A top Department of Energy official yesterday endorsed, with a few minor reservations, proposed legislation that would sharply restrict major corporate mergers by the 16 largest oil companies operating in the United States.
In testimony before the Senate Judiciary Committee, DOE General Counsel Lynn Coleman called the antitrust legislation -- which would prohibit the oil companies from acquiring other firms with assets of more than $100 million -- "timely" and needed to insure sufficient funding for energy search and development.
Coleman asked for one revision however. Like Assistant Attorney General for Antitrust John Shenfield, Coleman called for a clause in the bill that would permit such a merger if it was shown to "enhance competition," particularly when such mergers might also be shown to increase domestic energy production.
But the legislation, in the form of two bills proposed by Judiciary Committee Chairman Sen. Edward M. Kennedy, (D-Mass.) and the Carter administration through Shenefield, was opposed vigorously by two industry representatives as well as Republican committee members.
"We are hoodwinking ourselves if we think legislation like this is going to create energy supplies," said committee member Sen. Thad Cochran (R-Miss.).
"You are just saying you don't like the money-making intentions of private businesses and so you are going to channel them someplace else," added Sen. Alan K. Simpson (R-Wyo.).
Irving Shapiro, chairman of the Du Pont Co., and a former antitrust lawyer in the Justice Department, said he opposed the legislation because existing laws already protect against antitrust violations that might occur because of any mergers, and because the proposed bills would single out the oil industry unfairly because of political considerations.
He also said that the public is better served by a private sector that can make its own capital investment decisions. "As long as the marketplace is competitive, it is a better steering mechanism for the economy than the government," Shapiro said.
Shapiro said it was "distressing to see this industry being singled out for special constraints." Rather, he said, "Federal policy ought to apply as even-handedly as possibly to all sectors of the economy."
"No convincing evidence has been produced of anti-competitive results from mergers of the kind the bill seeks to prohibit," Shapiro said. "Instead, we are reduced to a flimsy case based on social policy grounds."

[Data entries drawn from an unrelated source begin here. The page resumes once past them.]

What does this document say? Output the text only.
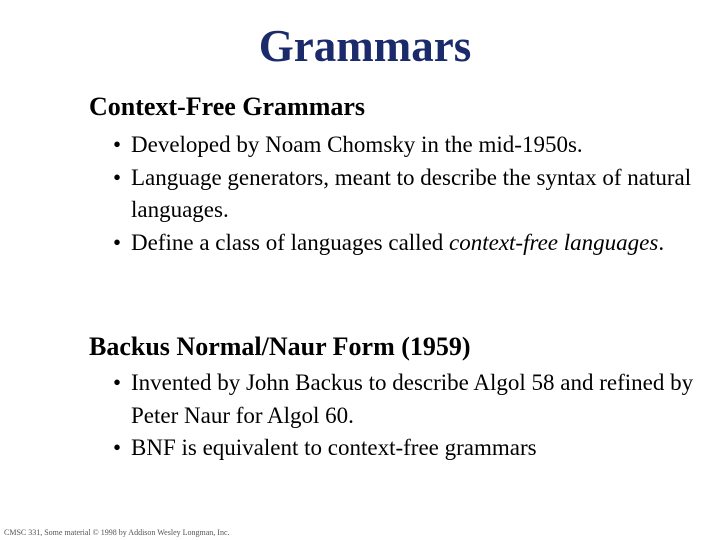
Grammars
Context-Free Grammars
• Developed by Noam Chomsky in the mid-1950s.
• Language generators, meant to describe the syntax of natural languages.
• Define a class of languages called context-free languages.
Backus Normal/Naur Form (1959)
• Invented by John Backus to describe Algol 58 and refined by Peter Naur for Algol 60.
• BNF is equivalent to context-free grammars
CMSC 331, Some material © 1998 by Addison Wesley Longman, Inc.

George Shultz, president of Bechtel Corp. and a professor at the Stanford University Graduate School of Business, warned that the proposed legislation was the same as loading "every cylinder" of the gun in a game of Russian roulette.
"Government controls, regulations, and arbitrary and constant changes in them have already damaged our energy industry severely," Shultz warned. "We need this bill like we need a hole in the head."
Shultz said the bill would actually restrict the flow of funds into and out of the energy industry. "It would not only cut the interest of investors in a vital field at a vital time," he said, "but would thereby also raise the cost of capital needed for oil and gas development The net result would be "a negative impact on energy production in the U.S., just the opposite of the goal our government purports to pursue."
In a prepared opening statement, Kennedy criticized the major oil companies for buying mining companies, a department store and an electric motor manufacturer instead of reinvesting their funds in energy-related projects.
"Already billions of dollars, which could have been spent on new oil and gas exploration, new production, or the development of new energy technologies, have gone instead to fund these excursions into other industries," Kennedy said.
Only this weekend, a federal judge temporarily blocked an Exxon Corp. acquisition of Reliance Electric Co. because of antitrust considerations.